1st July 1916

At 7:28am on the 1st July 1916, the majority of the battalion were waiting to advance, either lying face down on the edge of no mans land or in the trenches. The previous week had seen heavy bombardment of the German lines, the primary objective of which was to destroy the wire protecting the trenches. To the right of the battalion were 60,000 other men. The Sheffield City Battalion were on the northern most point of the Somme offensive and their goal was to take the town of Serre 1000 meters ahead of them. This town was to be a kind of pivot point on which the rest of the offensive would turn, sweeping the Germans northwards allowing an advance to the south.

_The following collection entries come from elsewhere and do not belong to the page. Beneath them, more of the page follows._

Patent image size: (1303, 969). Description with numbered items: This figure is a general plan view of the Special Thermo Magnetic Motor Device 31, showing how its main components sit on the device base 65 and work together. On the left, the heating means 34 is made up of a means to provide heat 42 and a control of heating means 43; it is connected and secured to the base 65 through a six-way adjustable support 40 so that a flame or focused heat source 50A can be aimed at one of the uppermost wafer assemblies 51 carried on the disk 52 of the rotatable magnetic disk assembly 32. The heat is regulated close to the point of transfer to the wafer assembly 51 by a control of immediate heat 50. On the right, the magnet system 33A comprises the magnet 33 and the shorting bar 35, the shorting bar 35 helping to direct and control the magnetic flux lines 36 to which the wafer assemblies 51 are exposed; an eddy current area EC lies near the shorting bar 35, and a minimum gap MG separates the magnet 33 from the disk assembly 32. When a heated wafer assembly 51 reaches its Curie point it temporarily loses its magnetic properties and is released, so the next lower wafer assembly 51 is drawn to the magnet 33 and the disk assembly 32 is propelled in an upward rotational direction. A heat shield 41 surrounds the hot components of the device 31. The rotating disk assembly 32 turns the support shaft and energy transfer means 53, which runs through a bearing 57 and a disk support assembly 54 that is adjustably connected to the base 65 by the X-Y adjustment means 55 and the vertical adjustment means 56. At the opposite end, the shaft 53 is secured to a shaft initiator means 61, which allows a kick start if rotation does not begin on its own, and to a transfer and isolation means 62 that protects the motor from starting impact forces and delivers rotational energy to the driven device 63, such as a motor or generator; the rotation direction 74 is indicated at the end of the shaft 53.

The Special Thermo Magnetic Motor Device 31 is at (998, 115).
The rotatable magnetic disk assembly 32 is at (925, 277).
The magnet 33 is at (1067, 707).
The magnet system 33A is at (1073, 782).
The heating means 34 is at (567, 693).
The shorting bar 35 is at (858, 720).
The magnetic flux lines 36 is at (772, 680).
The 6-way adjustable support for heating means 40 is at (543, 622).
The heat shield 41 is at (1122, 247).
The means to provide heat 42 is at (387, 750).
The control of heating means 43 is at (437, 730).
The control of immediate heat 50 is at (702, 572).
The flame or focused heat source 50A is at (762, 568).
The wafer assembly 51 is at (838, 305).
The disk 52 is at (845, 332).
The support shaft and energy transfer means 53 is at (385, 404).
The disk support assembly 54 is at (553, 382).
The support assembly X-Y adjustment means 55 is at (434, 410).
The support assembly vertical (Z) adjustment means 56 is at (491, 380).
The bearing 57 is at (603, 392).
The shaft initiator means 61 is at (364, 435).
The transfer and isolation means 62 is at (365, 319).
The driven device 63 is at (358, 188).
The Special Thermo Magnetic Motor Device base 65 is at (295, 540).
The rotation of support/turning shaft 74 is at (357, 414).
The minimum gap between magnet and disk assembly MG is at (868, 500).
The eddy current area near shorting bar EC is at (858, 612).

In order to take the town of Serre, the plan was to have the first line of attack walk across no-mans land under the cover of a smoke screen, and take the forward most German trenches, take out the machine guns and allow successive waves of men to push forward into Serre.

At 7:30am the whistles blew, the men struggled to their feet under the wait of their backpacks, walked forward and were mown down in a hail of sweeping machine gun fire. The next wave of attack then climbed out of the trences walked forward into no mans land over the bodies of the first wave and were mown down in a hail of sweeping machine gun fire. It was a pattern that was to be repeated over and over again all across the Somme front. Those that somehow made it as far as the trenches found that the wire was impenetrable. A few went to the right to were the Acrington Pals were, and found a way into the trenches but on realising that they could go no further then had to make their way back across no-mans land to the British trenches.

And that was that. As John Harris put it in the book Covenant with Death: "Two years in the making. Ten minutes in the destroying. That was our history".

The remains of the battalion carried, before eventually being disbanded in 1918, having never recovered from the first day of The Somme. In total, there were 58,000 British casualties that day. When the battle finally ended in November the total had reached 420,000, with a further 195,000 French troops and 650,000 German troops.